Captain America said, "Fuck you!" Iron Man said, "Yeah, fuck me." Captain America said, "Wait, what." Iron Man said, "No homo." Caption America said, "Yes homo." And kissed Iron Man. Iron Man said, "Woah man, I'm a hetero sapien, not a homo sapien." Coral Aspirin said, "I'm a bi sapien." Thor said, "I'm a bi alien." Hawkeye said, "I'm Asexual." Captain Alien said, "No one fucking cares, Hotguy, damn." Iris Man said, "I care, and watch your language! There's a fetus or fetuses present!" Thor said, "AYE!" Iron Man said, "How many are there, and do you know the sex yet?"
Thor said, "I hath no knowledge on that, I got pregnant only last night." Iron Man said, "What? Last night? What do you mean?" Thor said, "I ate barbecued infant ribs with Hulk, that be how I be with child!" Iron Man stared at Thor. Iron Man said, "Thor…" Thor sniffled and said, "Aye?" Captain Amerita said, "You overgrown fucking muscle, you can't get pregnant from eating baby back ribs." Iron Man said, "Watch your language!" Thor said, "YES I CAN!" Iron Man said, "How?" Thor said, "I ate the roasted infant ribs with Hulk, when I gotteth an odd fluttery feeling in mine belly, and soon after, I experienced the illness of mornings! I do suppose that the infant ribs settled inside of me, and from the power of my love for Hulk, I became pregnant." Iron Man said, "You got food poisoning from some ribs and you think you're pregnant?"
Thor said, "Aye – wait, poison?!" And he screamed a not so manly scream and grasped at his 24 pack abs and said, "Will we die?!" Captain America said, "Thor, Thor, you dumbfuck, you didn't have a damn miscarriage, you're not pregnant, you never fucking were, you just ate some bad food. Calm down, son. Man up, are you American or American't?" Thor cried, "Why are you so mean to me?" Central America said, "Because you're the most fucking stupid goddamned dumbass god man alien that I've ever seen."
Iron Man said, "WATCH YOUR—" Capsule Abraham said, "SHUT the FUCK UP, TONY. I'M TIRED OF THIS. YOU KNOW WHAT, I HATE YOU!" And Creamy Arsenal stomped away. Thor laughed, "He is quite angry for such a puny weakling human, is he not?" Iron Man said, "Yep." Hawkeye said, "Wow." Thor said, "Why is he so angry? Did he eateth the biscuits of frowning for the morning meal?" And Thor laughed, ho ho ho! Hawkeye said, "What are you, Santa Claus?" Thor said, "No, I am Thor, ho ho ho!" Iron Man slapped Thor and said, "Don't call me a ho, fuckboii."

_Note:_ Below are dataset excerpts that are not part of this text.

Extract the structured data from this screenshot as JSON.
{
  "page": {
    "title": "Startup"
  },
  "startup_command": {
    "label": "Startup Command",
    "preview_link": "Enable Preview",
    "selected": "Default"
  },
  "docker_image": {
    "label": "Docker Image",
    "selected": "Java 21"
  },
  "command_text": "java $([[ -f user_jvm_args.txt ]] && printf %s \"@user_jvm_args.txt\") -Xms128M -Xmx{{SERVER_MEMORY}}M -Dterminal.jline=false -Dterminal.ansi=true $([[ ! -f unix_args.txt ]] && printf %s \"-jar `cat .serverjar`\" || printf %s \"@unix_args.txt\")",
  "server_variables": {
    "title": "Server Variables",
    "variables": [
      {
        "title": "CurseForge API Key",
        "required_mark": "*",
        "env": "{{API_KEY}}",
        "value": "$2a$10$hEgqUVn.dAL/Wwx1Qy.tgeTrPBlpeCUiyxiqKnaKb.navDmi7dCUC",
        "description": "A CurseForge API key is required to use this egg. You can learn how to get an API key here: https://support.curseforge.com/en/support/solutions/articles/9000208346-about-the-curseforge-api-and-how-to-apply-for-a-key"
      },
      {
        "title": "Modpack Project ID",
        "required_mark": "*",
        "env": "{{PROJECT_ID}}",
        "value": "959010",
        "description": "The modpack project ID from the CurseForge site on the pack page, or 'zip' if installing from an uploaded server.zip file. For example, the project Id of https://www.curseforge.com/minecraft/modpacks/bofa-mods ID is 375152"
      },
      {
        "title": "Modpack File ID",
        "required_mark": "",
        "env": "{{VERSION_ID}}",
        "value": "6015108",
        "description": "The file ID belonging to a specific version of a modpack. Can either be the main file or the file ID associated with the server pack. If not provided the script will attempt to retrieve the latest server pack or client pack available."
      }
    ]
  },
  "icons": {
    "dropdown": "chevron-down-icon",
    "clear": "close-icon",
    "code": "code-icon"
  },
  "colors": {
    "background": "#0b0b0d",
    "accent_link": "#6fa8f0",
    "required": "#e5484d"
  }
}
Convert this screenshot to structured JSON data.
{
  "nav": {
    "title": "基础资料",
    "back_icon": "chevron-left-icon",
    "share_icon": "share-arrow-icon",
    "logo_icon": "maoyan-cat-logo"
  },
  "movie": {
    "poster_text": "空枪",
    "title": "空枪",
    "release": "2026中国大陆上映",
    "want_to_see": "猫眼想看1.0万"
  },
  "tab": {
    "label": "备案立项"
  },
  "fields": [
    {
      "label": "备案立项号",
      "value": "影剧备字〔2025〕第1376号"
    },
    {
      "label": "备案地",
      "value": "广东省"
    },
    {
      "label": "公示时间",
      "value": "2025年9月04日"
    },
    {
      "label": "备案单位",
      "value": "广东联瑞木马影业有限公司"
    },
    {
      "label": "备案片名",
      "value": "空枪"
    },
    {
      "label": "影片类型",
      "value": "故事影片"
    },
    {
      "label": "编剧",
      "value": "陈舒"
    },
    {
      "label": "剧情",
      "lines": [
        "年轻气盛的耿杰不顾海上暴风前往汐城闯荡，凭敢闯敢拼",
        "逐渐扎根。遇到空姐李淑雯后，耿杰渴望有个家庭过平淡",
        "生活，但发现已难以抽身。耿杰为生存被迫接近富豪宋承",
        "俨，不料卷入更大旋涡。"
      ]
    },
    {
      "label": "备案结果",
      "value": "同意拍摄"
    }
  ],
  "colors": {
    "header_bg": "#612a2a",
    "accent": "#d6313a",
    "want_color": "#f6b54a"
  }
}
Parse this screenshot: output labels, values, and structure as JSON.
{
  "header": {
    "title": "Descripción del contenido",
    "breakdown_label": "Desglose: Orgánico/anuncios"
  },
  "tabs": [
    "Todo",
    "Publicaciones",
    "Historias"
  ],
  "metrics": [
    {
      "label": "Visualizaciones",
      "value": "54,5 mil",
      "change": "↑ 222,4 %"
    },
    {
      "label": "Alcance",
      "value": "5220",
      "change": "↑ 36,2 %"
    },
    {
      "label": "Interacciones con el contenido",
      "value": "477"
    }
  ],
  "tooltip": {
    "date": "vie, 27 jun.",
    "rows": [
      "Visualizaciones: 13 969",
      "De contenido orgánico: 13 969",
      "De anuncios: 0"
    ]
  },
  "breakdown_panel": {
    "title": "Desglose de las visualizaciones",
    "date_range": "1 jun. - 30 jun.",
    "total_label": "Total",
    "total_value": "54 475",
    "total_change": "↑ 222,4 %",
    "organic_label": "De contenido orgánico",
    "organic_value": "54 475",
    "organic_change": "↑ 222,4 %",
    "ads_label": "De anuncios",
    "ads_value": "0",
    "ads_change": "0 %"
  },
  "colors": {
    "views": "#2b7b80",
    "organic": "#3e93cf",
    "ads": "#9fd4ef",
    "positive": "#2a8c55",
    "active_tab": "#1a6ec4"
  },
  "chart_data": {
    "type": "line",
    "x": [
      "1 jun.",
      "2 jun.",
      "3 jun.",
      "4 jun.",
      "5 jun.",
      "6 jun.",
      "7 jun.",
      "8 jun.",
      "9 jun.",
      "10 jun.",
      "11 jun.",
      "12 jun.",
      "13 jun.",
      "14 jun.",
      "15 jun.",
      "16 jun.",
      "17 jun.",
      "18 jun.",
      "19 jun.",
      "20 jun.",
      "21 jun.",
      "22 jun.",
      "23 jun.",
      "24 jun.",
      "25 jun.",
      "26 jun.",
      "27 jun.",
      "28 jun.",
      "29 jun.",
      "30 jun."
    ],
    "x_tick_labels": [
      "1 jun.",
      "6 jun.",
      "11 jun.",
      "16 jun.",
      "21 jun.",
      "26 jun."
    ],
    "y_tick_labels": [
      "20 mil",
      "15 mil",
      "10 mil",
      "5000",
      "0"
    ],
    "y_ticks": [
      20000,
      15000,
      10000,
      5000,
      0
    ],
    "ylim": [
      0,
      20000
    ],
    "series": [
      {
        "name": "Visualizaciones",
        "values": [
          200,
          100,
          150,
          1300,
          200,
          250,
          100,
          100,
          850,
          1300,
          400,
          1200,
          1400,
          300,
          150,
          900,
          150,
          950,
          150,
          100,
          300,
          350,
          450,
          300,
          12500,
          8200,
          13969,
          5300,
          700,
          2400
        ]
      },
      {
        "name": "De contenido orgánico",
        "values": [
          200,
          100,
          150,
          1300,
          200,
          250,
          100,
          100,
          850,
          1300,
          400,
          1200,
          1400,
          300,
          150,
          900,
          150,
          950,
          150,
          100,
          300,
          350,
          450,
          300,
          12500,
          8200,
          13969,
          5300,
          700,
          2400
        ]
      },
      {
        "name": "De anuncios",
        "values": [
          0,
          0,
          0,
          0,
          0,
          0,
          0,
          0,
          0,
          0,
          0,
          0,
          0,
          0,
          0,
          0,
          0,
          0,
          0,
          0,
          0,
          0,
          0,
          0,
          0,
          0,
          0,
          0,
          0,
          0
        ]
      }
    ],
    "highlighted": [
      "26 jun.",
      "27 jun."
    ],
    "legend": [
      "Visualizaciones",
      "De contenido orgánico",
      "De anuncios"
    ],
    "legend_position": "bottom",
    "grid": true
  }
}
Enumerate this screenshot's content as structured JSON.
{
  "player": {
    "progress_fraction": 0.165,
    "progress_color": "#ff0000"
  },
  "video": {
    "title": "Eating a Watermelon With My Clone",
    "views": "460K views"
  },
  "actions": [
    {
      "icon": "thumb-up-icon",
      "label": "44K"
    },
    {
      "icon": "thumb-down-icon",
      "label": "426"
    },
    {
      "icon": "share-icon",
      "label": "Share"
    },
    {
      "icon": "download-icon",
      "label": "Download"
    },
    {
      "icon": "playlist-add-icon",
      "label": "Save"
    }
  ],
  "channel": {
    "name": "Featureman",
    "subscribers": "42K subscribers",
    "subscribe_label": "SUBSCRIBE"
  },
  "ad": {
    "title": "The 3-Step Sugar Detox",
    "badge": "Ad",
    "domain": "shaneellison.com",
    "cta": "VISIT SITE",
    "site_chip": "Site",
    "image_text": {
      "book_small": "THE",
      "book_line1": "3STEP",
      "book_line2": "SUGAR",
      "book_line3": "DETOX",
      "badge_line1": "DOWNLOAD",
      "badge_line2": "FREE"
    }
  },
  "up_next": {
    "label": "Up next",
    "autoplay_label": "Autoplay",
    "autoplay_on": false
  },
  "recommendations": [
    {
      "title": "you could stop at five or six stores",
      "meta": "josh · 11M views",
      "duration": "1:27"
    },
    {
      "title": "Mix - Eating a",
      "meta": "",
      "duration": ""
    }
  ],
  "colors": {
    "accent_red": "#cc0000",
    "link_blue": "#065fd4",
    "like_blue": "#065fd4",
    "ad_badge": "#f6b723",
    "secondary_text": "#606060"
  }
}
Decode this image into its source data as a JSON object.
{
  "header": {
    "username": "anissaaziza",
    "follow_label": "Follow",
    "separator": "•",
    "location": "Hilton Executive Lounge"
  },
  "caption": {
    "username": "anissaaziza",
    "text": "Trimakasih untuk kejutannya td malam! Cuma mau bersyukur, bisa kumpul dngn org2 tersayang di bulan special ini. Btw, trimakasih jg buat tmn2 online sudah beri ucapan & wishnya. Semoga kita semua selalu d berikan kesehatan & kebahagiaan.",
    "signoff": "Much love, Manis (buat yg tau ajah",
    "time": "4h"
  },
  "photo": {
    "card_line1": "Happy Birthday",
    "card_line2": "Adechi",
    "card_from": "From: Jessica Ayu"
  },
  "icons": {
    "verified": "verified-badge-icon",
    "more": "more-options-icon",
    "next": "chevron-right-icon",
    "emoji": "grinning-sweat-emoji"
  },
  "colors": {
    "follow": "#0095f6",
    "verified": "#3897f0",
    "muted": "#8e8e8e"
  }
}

Thor said, "Ah ha, foul friend fiend, thou feeleth insulted, and yet, I hath not insulted thou yet!" Iron Man flippered off Thorn and Thor crossed his big meaty muscular arms. Thor said, "Thou be a fitta!" Iron Man said, "What?" But Thor said, "Jävla fitta helvete va!" Iron Man said, "Swedish? What a pussy language." Thor said, "Dummkopf! Arschloch!" Iron Man said, "Ooh, German, I'm so scared!" Thor said, "To Hel with thou!" And Thor ran away.
Hawkeye said, "So… Why is Thor naked?" Iron Man said, "Because he's stupid."